The tableau, initially empty, consists of four piles of cards, usually arranged immediately below the four foundations.

Play in Calculation is simple. A single card is turned up from the stock and played either to the top of any of the four tableau piles, or onto one of the foundations if desired. The top card of any tableau pile may also be played onto one of the foundation piles if it is the next number in the appropriate sequence for that foundation. The game is won when all cards have been played onto the foundations, and lost when no further play is possible.

==Variants==
As a variation, cards may be played from the stock to a waste pile which holds one card, and played from there to a foundation or tableau, instead of being played from the stock to a foundation or tableau as soon as they are turned over.

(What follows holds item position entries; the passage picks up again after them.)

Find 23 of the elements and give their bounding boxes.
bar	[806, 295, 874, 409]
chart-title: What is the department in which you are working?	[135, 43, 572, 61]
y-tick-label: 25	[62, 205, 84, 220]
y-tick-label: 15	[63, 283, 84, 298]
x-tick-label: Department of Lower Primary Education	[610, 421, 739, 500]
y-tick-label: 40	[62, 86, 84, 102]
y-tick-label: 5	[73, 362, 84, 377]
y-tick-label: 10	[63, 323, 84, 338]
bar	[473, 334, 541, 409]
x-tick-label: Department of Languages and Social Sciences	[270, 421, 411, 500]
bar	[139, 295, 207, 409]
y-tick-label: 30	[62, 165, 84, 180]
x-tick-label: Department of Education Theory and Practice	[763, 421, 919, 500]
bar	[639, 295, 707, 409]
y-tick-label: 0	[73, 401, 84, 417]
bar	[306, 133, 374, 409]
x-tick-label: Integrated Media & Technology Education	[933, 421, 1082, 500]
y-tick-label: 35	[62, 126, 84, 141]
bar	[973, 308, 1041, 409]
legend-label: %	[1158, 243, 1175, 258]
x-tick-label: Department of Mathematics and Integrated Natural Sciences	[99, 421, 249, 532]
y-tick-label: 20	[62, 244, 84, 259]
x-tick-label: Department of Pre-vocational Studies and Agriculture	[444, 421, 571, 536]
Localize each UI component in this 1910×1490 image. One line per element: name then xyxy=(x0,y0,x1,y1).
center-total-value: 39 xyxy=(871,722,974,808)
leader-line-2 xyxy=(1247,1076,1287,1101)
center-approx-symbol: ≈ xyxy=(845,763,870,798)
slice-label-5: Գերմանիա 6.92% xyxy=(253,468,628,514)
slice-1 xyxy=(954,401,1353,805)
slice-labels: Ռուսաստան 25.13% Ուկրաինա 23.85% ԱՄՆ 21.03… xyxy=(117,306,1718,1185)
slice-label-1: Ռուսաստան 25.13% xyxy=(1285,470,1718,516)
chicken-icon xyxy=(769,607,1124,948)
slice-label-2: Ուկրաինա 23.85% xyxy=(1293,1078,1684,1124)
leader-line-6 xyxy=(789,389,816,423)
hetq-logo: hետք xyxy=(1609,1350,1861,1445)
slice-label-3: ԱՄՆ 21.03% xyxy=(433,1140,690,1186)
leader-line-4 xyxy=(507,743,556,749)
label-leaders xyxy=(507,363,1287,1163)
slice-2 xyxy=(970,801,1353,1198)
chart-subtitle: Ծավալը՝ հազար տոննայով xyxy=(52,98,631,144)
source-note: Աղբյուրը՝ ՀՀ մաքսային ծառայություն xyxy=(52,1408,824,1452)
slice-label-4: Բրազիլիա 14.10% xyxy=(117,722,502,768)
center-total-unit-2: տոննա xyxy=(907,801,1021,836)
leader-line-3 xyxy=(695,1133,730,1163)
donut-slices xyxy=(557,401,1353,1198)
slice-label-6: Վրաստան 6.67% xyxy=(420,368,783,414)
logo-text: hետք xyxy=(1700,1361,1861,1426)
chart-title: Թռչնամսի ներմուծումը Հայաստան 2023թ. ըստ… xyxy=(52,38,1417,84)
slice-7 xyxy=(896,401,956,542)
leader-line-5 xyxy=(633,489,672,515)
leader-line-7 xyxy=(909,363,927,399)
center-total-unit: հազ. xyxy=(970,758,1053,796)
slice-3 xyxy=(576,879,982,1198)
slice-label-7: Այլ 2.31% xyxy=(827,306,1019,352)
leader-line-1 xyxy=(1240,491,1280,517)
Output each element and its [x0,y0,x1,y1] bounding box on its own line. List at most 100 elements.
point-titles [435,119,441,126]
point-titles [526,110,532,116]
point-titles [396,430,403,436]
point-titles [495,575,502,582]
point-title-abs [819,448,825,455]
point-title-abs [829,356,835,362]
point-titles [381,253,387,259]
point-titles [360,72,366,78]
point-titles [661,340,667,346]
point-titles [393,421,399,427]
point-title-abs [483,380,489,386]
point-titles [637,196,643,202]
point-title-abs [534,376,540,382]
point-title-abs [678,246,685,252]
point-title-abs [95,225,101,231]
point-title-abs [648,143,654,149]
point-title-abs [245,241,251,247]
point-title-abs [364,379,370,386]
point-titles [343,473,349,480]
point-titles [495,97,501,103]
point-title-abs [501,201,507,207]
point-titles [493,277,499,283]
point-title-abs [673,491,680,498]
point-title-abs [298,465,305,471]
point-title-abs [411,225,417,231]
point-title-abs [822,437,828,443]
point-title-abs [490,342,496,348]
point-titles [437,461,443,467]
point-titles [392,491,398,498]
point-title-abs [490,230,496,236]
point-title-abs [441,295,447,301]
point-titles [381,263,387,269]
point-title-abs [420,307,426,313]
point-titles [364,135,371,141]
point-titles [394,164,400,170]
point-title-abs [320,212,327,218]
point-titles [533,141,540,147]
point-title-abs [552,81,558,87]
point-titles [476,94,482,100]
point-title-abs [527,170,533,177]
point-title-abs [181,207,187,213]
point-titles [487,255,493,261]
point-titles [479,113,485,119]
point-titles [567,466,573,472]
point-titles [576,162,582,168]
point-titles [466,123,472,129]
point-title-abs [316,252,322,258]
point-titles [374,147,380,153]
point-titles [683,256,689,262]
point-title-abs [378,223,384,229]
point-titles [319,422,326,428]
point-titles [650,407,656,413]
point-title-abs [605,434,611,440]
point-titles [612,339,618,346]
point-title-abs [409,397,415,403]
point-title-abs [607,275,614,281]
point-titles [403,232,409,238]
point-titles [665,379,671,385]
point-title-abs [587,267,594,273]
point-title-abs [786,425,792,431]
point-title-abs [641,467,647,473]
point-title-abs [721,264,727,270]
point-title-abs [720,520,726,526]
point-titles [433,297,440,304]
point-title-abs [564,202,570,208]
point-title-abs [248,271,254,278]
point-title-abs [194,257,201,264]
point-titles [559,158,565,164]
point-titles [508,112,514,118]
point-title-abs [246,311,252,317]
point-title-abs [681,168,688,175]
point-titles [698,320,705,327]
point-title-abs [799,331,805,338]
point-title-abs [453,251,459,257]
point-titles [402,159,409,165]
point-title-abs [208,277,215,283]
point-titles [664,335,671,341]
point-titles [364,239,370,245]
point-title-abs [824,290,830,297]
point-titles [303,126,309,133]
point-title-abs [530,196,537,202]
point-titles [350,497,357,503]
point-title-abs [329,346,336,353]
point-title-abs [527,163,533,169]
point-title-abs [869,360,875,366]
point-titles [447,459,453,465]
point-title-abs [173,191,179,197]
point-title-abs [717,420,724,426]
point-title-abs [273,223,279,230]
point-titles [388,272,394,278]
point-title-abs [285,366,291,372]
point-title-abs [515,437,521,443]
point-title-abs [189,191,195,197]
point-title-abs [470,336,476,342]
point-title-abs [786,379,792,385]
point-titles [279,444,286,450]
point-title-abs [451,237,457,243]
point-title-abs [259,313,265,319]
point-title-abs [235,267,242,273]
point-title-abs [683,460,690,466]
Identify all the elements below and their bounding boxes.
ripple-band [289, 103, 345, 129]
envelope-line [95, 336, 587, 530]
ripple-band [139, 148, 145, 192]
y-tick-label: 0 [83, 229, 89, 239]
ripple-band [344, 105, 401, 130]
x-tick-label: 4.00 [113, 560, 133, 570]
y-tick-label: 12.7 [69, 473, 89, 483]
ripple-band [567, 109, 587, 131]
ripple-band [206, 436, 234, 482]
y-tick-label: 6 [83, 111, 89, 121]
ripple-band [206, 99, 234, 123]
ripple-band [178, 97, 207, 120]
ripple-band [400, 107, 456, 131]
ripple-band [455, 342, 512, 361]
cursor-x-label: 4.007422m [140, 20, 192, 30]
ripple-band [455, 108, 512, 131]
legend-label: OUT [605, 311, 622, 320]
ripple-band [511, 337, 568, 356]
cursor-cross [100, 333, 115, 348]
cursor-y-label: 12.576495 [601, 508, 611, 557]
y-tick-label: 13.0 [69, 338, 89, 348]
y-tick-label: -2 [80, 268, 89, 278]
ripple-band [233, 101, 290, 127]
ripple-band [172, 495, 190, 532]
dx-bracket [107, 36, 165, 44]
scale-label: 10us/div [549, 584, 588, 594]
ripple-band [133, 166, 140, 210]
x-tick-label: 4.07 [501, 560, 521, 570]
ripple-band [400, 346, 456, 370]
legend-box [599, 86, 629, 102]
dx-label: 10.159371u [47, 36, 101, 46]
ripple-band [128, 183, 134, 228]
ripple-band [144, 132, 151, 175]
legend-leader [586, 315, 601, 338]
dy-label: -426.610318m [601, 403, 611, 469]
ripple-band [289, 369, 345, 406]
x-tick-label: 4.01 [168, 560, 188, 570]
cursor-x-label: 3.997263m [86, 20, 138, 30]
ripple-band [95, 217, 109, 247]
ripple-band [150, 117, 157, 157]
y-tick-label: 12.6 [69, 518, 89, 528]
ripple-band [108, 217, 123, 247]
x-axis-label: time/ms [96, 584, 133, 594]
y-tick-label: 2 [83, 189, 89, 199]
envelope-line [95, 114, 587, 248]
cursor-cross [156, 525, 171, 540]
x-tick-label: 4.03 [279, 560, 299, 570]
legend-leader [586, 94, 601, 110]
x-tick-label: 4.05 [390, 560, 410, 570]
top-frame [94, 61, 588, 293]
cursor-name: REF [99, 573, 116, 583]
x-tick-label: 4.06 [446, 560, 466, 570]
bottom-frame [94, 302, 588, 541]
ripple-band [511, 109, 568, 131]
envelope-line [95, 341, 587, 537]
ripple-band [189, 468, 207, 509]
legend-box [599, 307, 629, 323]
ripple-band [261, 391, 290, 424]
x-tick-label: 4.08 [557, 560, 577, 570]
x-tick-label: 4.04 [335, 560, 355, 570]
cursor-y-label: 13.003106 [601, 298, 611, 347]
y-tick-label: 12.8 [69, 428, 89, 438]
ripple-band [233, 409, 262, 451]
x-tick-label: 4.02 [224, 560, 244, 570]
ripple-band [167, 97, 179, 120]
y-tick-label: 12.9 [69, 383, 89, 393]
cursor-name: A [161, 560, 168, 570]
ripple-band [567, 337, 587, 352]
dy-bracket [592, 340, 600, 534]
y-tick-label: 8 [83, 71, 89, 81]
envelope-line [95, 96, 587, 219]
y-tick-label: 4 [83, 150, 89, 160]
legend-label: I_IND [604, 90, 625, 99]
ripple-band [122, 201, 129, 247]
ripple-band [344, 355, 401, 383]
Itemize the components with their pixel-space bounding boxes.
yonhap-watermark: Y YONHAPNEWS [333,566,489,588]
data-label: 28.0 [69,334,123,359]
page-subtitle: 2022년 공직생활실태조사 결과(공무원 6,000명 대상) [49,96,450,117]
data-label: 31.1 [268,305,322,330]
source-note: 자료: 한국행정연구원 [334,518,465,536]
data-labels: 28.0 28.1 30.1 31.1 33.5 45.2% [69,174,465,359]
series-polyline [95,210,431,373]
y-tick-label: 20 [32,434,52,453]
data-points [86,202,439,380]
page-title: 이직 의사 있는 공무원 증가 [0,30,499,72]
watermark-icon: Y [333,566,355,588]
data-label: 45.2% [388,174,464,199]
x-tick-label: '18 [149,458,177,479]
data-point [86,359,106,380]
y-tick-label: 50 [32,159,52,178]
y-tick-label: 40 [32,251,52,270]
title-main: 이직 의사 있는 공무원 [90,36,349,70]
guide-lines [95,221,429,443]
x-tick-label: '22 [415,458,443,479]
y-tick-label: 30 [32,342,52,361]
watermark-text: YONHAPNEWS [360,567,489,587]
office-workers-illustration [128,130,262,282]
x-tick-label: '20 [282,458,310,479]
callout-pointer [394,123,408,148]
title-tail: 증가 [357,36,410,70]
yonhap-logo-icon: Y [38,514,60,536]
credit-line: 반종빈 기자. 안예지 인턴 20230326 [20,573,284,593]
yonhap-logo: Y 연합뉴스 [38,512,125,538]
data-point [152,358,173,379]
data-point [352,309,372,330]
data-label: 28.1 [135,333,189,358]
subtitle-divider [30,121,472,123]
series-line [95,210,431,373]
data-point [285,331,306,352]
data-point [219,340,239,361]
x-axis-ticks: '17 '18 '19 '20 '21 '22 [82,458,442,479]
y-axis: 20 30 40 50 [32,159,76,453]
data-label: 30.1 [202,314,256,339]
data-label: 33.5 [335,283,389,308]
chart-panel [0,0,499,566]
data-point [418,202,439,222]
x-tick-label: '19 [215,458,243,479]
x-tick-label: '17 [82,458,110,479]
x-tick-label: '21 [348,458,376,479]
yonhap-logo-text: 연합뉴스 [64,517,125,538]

Variations which make Calculation more difficult are to play all 52 cards without the starting A,2,3,4 on the foundations, or to use only three instead of four tableau piles. Playing with both these variations makes the game quite difficult, but a very skilled player will still be able to win at least two games out of three.

Devil's Grip is a broadly related game with similar game-play to Calculation, using two-decks stripped of the Aces, and playing cards to a 3x8 grid where cards increase by three in rank.

Musical is a related game in which cards are played from the stock to a single pile, but in which the stock contains 44 cards rather than 48, and in which the stock can be dealt three times.